The press had had a field day with that comment, and Billy's mother had decided to add a civil suit against Jake for defaming her boy in the press, all of which had warranted Jake more publicity than he'd ever wanted.

Joe was surveying the room, and all the flowers Jake had received. "Fan club?"

"Better than the stack of ugly faxes waiting for me at the nurses' station." His words slurred a little, thanks to the drugs. "There's a whole bunch of people who actually believe I hurt that kid, and want to kick my ass."

"And there's a whole bunch of women who just want to kiss it." He flicked a note attached to a basket of roses: Roses are red, violets are blue, call me when you're better, and our last rendezvous we'll redo. "Call her," he suggested. "Let her be a slave to your every whim and need for a while."
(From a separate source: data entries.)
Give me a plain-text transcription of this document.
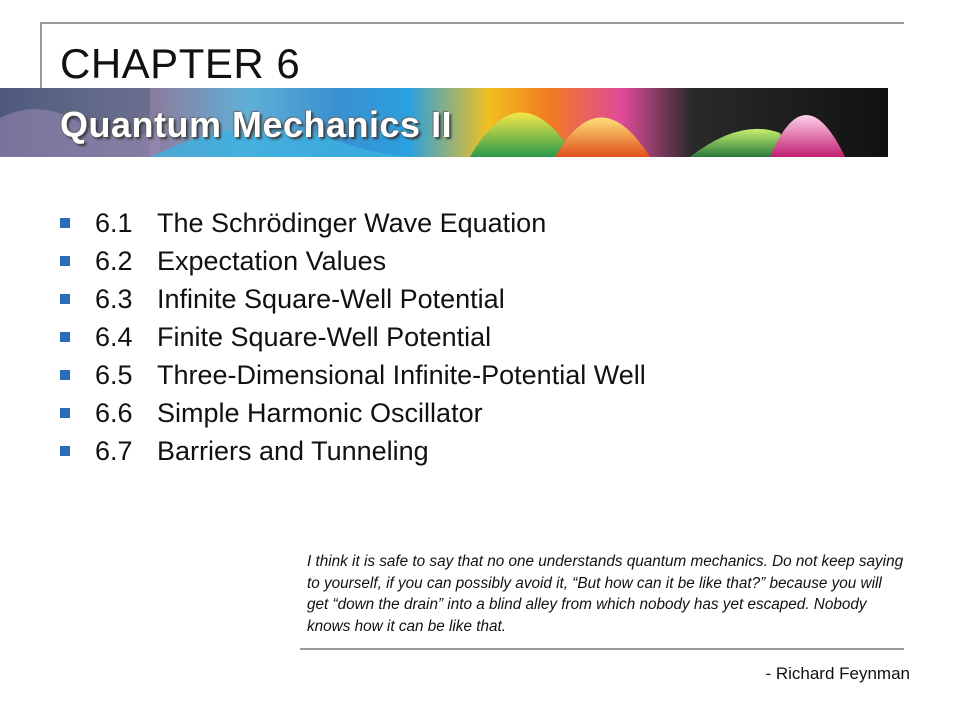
CHAPTER 6
Quantum Mechanics II
6.1 The Schrödinger Wave Equation
6.2 Expectation Values
6.3 Infinite Square-Well Potential
6.4 Finite Square-Well Potential
6.5 Three-Dimensional Infinite-Potential Well
6.6 Simple Harmonic Oscillator
6.7 Barriers and Tunneling
I think it is safe to say that no one understands quantum mechanics. Do not keep saying to yourself, if you can possibly avoid it, “But how can it be like that?” because you will get “down the drain” into a blind alley from which nobody has yet escaped. Nobody knows how it can be like that.
- Richard Feynman
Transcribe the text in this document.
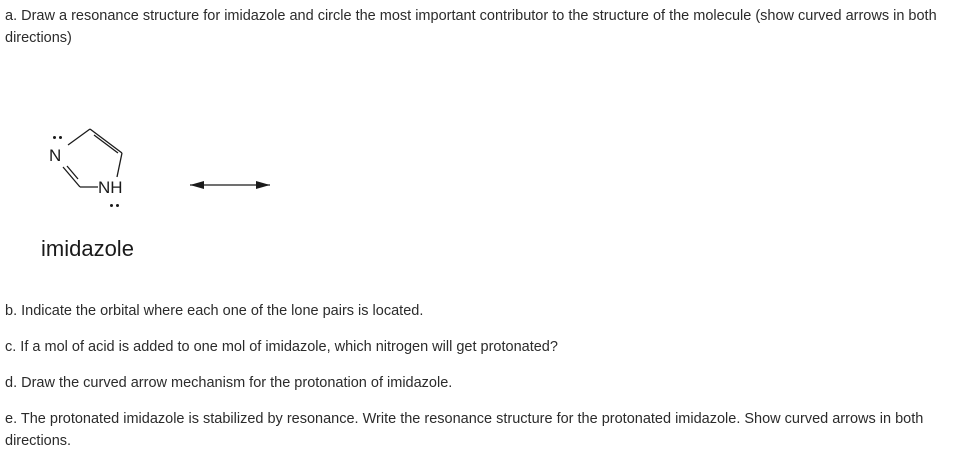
a. Draw a resonance structure for imidazole and circle the most important contributor to the structure of the molecule (show curved arrows in both directions)

N
NH
imidazole

b. Indicate the orbital where each one of the lone pairs is located.

c. If a mol of acid is added to one mol of imidazole, which nitrogen will get protonated?

d. Draw the curved arrow mechanism for the protonation of imidazole.

e. The protonated imidazole is stabilized by resonance. Write the resonance structure for the protonated imidazole. Show curved arrows in both directions.
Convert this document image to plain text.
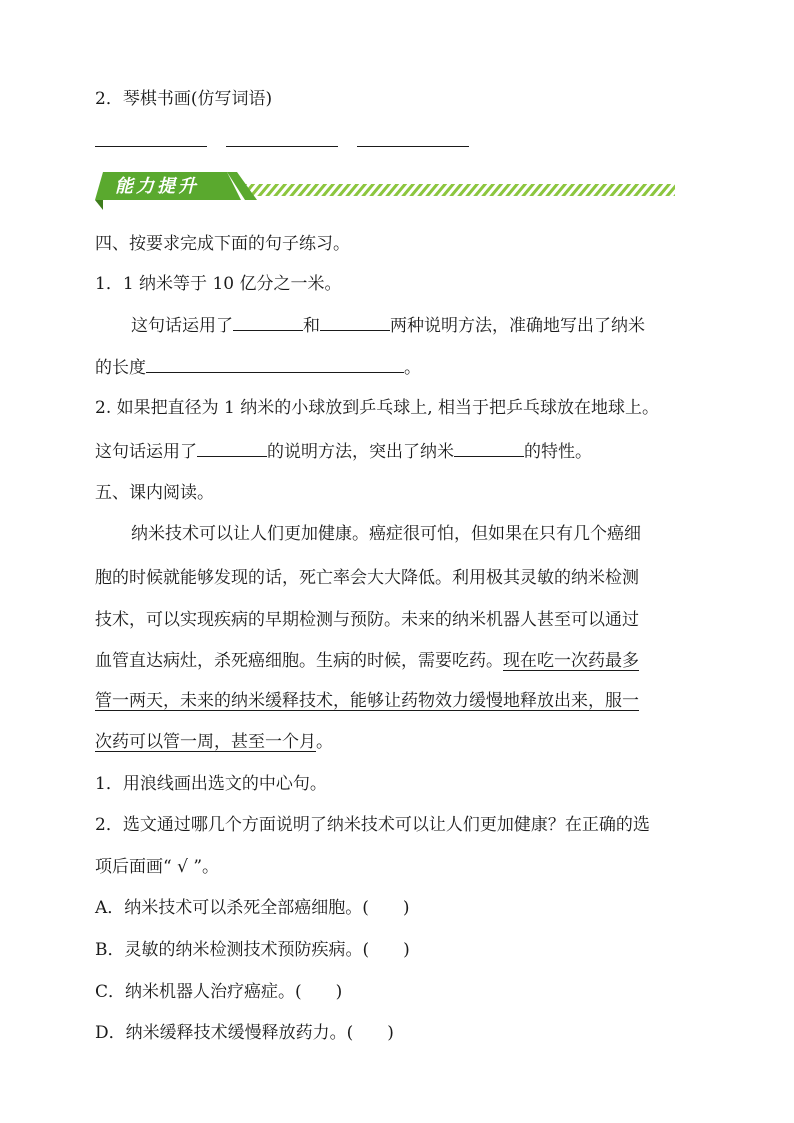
2．琴棋书画(仿写词语)
能力提升
四、按要求完成下面的句子练习。
1．1 纳米等于 10 亿分之一米。
这句话运用了	和	两种说明方法，准确地写出了纳米
的长度	。
2. 如果把直径为 1 纳米的小球放到乒乓球上, 相当于把乒乓球放在地球上。
这句话运用了	的说明方法，突出了纳米	的特性。
五、课内阅读。
纳米技术可以让人们更加健康。癌症很可怕，但如果在只有几个癌细
胞的时候就能够发现的话，死亡率会大大降低。利用极其灵敏的纳米检测
技术，可以实现疾病的早期检测与预防。未来的纳米机器人甚至可以通过
血管直达病灶，杀死癌细胞。生病的时候，需要吃药。现在吃一次药最多
管一两天，未来的纳米缓释技术，能够让药物效力缓慢地释放出来，服一
次药可以管一周，甚至一个月。
1．用浪线画出选文的中心句。
2．选文通过哪几个方面说明了纳米技术可以让人们更加健康？在正确的选
项后面画“ √ ”。
A．纳米技术可以杀死全部癌细胞。( )
B．灵敏的纳米检测技术预防疾病。( )
C．纳米机器人治疗癌症。( )
D．纳米缓释技术缓慢释放药力。( )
It was a running joke at the station that Jake could date a different woman every night for a year and not have to repeat unless he chose to. But none of them would be interested in him at the moment, not a one. Sad to admit, but for all the years that he'd been there for others, most of them complete strangers, he had few true connections. So here he was now, needing a little help to disappear, maybe a little TLC to go with that help, and he couldn't think of anyone to call.

Not a single soul.


Three weeks later Jake stared up at the weights he was trying to pull down to his chest at the orders of his physical therapist, feeling one hundred and two instead of thirty-two. Both mentally and physically exhausted, he'd begun to despair of his shoulder, and how he hadn't bounced back as he'd thought. They'd warned him after the surgery that a reconstructed shoulder wouldn't be a walk in the park, but he hadn't believed it.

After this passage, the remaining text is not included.